2.) Journalize the entries to record the formation of the partnership if the required capital credit
of the partners are based on the profit and loss ratio.

Problem 2

Edgar, Geri and Marvin, formed a partnership on July 1,2020, with the following investments: P400,000;
P600,000 and P900,000. The partnership agreement stated that profits and losses are to be shared
equally by the partners after consideration for the following:

a) Annual salaries to the partners: P120,000 for Edgar; P96,000 for Geri and P72,000 for Marvin.
b) 10% interest on the average capital
c) 10% of the net profit after salaries and interest as bonus to Edgar as the managing partner.

On October 1, 2020, Edgar made an additional investment of P120,000. Marvin invested P60,000 on
December 1, 2020.
1.) Distribute the net income of the partnership among the partners if each partner received
P60,000 on the residual profit after salaries, interest, and bonus.
2.) Determine the ending capital of the partners.

Problem 3

The partners also agreed to give 10% interest on their beginning capital.

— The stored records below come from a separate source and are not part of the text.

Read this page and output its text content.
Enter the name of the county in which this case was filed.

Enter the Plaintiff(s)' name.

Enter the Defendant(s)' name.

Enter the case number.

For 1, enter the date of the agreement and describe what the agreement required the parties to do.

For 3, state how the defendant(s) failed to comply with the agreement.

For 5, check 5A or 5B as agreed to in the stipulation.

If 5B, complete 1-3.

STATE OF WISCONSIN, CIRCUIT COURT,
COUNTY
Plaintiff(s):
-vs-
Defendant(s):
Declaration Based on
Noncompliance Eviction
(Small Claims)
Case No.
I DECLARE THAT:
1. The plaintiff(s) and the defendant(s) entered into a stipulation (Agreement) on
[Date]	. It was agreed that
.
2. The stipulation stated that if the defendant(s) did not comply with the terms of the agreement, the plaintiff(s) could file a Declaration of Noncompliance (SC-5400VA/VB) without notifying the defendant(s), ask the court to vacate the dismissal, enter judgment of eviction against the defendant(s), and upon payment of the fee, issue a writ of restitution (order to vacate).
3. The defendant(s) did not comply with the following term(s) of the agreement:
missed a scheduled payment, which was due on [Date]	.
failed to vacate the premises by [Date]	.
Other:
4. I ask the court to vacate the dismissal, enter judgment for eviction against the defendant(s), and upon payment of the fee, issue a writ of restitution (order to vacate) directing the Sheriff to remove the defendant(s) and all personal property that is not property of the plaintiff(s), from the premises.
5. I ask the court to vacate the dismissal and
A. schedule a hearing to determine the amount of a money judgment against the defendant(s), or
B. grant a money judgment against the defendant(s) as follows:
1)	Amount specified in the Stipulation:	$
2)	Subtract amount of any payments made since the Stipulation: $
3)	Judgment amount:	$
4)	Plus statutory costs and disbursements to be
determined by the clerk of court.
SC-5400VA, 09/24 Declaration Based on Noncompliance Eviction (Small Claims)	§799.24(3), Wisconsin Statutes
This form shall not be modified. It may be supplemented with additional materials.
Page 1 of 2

On December 31, 2020, the trial
balance of the partnership is as follows:

Debit Credit
Cash P140000
Accounts Receivable 134000
Prepaid Insurance 24000
Office supplies 5000
Furniture and Fixtures 45000
Store equipment 200000
Purchases 390000
Purchase returns P26000
Sales 562000
Sales returns 15000
Operating expenses 115000
Accounts payable 120000
Bong, Capital 210000
Kris, Capital 150000
Total P1068000 P1068000

Data for adjustments:

a) Inventories on December 31, 2020 were: Merchandise, P75,000 and office supplies on hand was
P2,800 only.
b) The prepaid insurance is for one year from March 1,2020.
c) Accrued utilities of P6,200 is to be recognized.
d) All depreciable assets have 5 years estimated life from March 1, 2020. Straight line method is
used. Income tax rate of 30% is to be considered.